Frequent Library Visitor And Program Instructor To Return To Home In Japan

by Paula McKibben   Just before Ayane Hida left Japan for the Mazza Museum at the University of Findlay as part of the Japanese Outreach Initiative (JOI), her grandmother said, “You will die,” if you go to America. Her grandmother had never left the island of Japan and was scared for her granddaughter. Besides, it was not as though her grandmother didn’t have a good reason to fear for her: Ayane had just been the victim of a scooter accident in Japan which cost her her right eye and mangled her left leg, both together requiring six surgeries.
   But, had she decided not to come to the United States, many people would be the poorer for her absence, especially the patrons of the Bluffton Public Library. Lauren Canaday, who coordinated Ayane’s visits to the library, says of her, “She is professional, personable, endearing, and works well with individuals of all ages.  She had a positive impact on this library and community, and she will be missed!” 

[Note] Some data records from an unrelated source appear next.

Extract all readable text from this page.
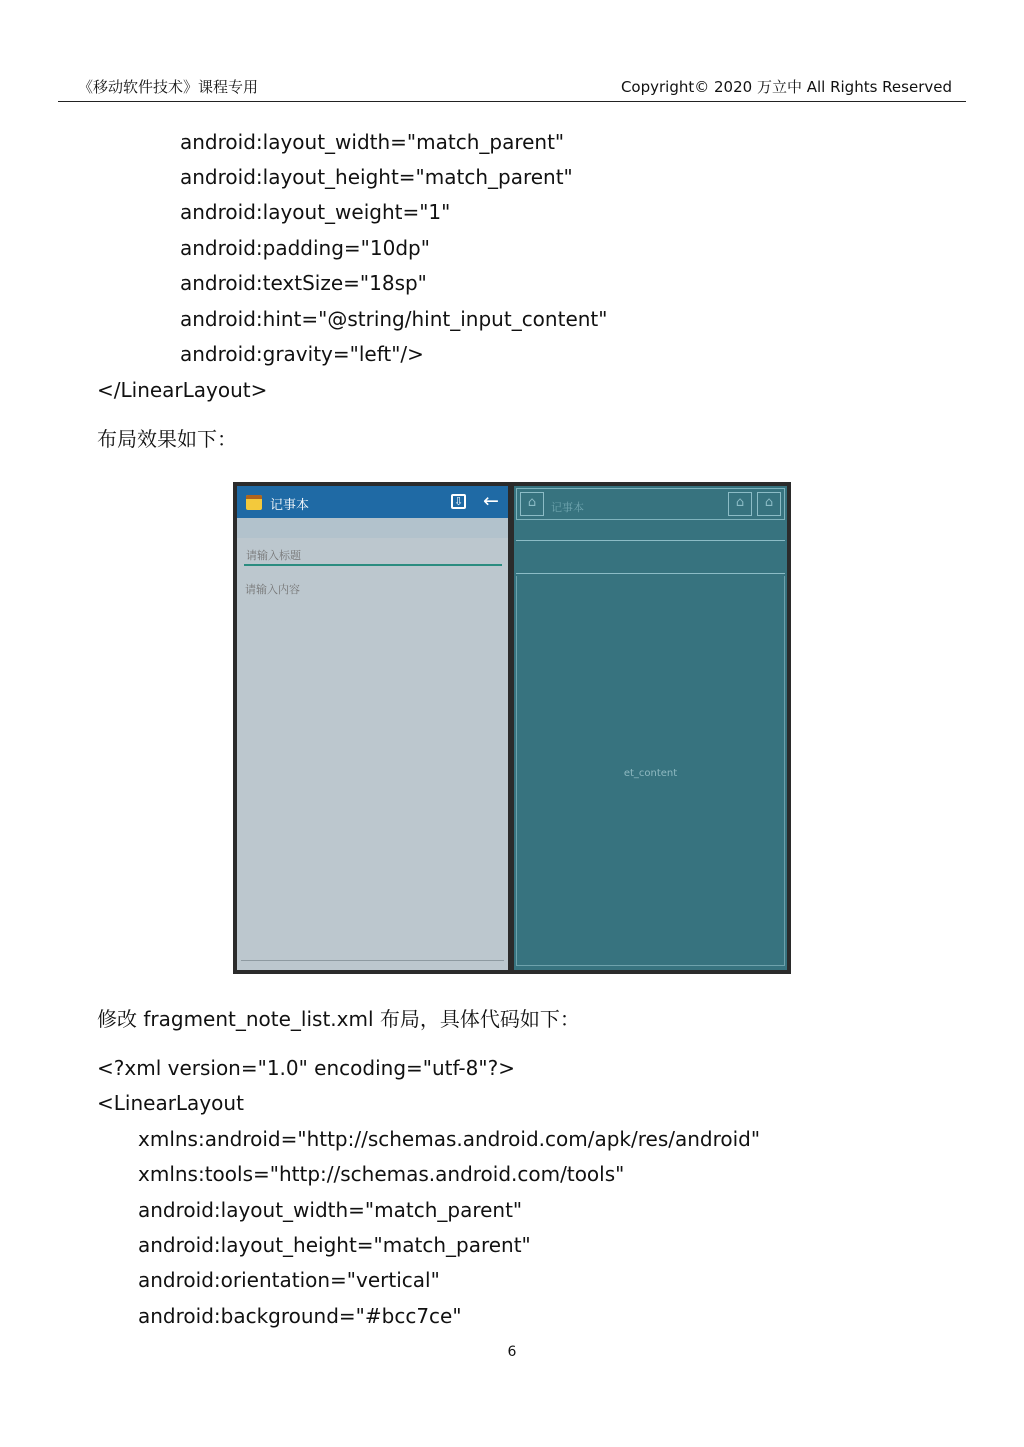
《移动软件技术》课程专用	Copyright© 2020 万立中 All Rights Reserved
android:layout_width="match_parent"
android:layout_height="match_parent"
android:layout_weight="1"
android:padding="10dp"
android:textSize="18sp"
android:hint="@string/hint_input_content"
android:gravity="left"/>
</LinearLayout>
布局效果如下：
记事本	⇩ ←
请输入标题
请输入内容	⌂	记事本	⌂	⌂
et_content
修改 fragment_note_list.xml 布局，具体代码如下：
<?xml version="1.0" encoding="utf-8"?>
<LinearLayout
xmlns:android="http://schemas.android.com/apk/res/android"
xmlns:tools="http://schemas.android.com/tools"
android:layout_width="match_parent"
android:layout_height="match_parent"
android:orientation="vertical"
android:background="#bcc7ce"
6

   Ayane came to the Mazza and Bluffton from Kyoto, Japan. According to Ayane, the stereotype of a Kyoto girl is that of a quiet, humble girl. People from Japan often doubt that she is really from Kyoto because she is such an extrovert who says, “Don’t be afraid of getting outside your territory.” She began to live her dream of working in America two years ago and was the only JOI participant to be assigned to a museum, her title being Japanese Outreach Coordinator. According to mazzamuseum.org, her job was “to incorporate Japanese cultural lessons into events such as the museum’s Funday Sunday programs, and at regional schools.”
   While here, she has visited 16 states and has made a trip to Toronto, all on her own, with the exception of California, which she visited with her brother when he came to see her. Other stops included the Grand Canyon in Arizona and a lake in Indiana that reminded her of the lake in the novel, “The Notebook.”
   However, after a brief trip home for a friend’s wedding in April, she is ready to return to Japan on Aug. 8 to see her friends, to see her dog and to eat real sushi. Her friends have planned a list of 20 things they will do together when she gets home.
   At home, she still doesn’t know what she wants to do. She’s hoping to do something in international education.  However, she can’t sign up for JOI again for at least two more years. While here, she presented programs in over 50 places, the Bluffton Public Library being one of those. She presented six programs at the library: Japanese Culture: Language and Calligraphy; Japanese Culture: Sushi Rolling Workshop; Japanese Fans Craft; Japanese Art Gallery and Storytime; Craft, Culture and Cuisine: Japan; and Send-Off Party. When she came to a going away party hosted by Canaday, with whom she worked closely in Bluffton at the library, she brought gifts for everyone in attendance.
   While here, she has checked off several items from her bucket list, which she created after her accident: climbing the Statue of Liberty, visiting the Grand Canyon, getting her picture next to the Hollywood sign, swimming with the dolphins in Hawaii and being on Japanese TV.
   She was hoping to see the Aurora Borealis while here, as well as ride a horse, but those things haven’t happened – yet. She still has until Aug. 8, and with her energy and enthusiasm, she could still make them happen.